Troy Andrew Scholder, 44, described by the District Attorney’s Office as a longtime leader of an active San Diego County Hells Angels chapter, was one of 17 people indicted by a grand jury for various roles in the June 6, 2023, attack.

A San Diego Superior Court jury convicted him earlier this year of attempted murder, assault and a hate crime allegation.

Prosecutors said the victims — ages 19, 20 and 21 — were chased by the defendants on Newport Avenue after one of them apparently spoke to another Hells Angels member’s girlfriend.

One of the victims fled, but the other two were severely beaten by numerous defendants, who hurled racial slurs and told the victims they didn’t belong in that neighborhood.

While one of the beaten victims was on the ground, Scholder pulled out a knife and stabbed him in the chest. Deputy District Attorney Miriam Hemming said the knife fractured the victim’s sternum, pierced his lung and severed an artery, nearly causing him to bleed out.

Scholder’s prison sentence was doubled due to a prior strike conviction in which Scholder pleaded guilty to robbing a former Hells Angels member who had sought to leave the gang.
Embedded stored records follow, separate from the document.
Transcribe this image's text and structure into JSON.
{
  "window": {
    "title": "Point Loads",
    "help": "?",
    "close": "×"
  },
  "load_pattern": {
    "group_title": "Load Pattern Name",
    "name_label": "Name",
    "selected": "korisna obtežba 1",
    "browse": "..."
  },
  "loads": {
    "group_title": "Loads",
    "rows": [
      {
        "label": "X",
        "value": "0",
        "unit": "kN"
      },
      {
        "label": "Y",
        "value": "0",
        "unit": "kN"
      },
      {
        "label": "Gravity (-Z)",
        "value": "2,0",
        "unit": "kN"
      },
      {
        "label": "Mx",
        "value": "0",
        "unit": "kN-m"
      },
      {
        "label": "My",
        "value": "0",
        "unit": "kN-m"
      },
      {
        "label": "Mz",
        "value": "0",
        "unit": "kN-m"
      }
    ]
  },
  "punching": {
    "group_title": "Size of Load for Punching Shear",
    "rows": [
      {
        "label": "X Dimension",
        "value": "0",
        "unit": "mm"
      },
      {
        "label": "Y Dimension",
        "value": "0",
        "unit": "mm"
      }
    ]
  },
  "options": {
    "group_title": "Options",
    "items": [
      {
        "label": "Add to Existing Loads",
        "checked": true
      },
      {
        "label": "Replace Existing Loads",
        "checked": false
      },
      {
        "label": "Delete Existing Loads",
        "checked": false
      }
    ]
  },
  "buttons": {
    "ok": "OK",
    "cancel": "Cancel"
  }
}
Defense attorney Marc Kohnen argued against imposing the strike conviction because he said Scholder had been living crime-free between that incident — which occurred in 2007 — and the Ocean Beach incident.

Kohnen also argued that despite jurors finding the hate crime allegation true, there wasn’t evidence that Scholder’s actions were hate-motivated or that Scholder used any racial slurs during the incident.

Hemming argued that during the crime, Scholder was “leading a pack of men” who were shouting racial slurs and that he had long associated with co-defendants who espoused White supremacist views. She also said Scholder had White supremacist tattoos and had used racial slurs on prior occasions.

One of those incidents led to a misdemeanor conviction in 2003, which included a hate crime allegation, Hemming said. In that incident, the prosecutor said Scholder got into a fight with a Black man at a Pacific Beach bar after the victim asked Scholder to stop smoking a cigarette next to him.

When police came to arrest Scholder, he called the victim a racial epithet and made other racist remarks, according to Hemming.

In the Ocean Beach incident, the prosecutor said the victims were “just walking down the street” before they were attacked. She said one witness described the victims being “beaten within an inch of their lives.”

After the stabbing, other co-defendants spirited Scholder from the crime scene to the gang’s clubhouse in El Cajon, prosecutors said. Scholder and his co-defendants were arrested nearly three months later.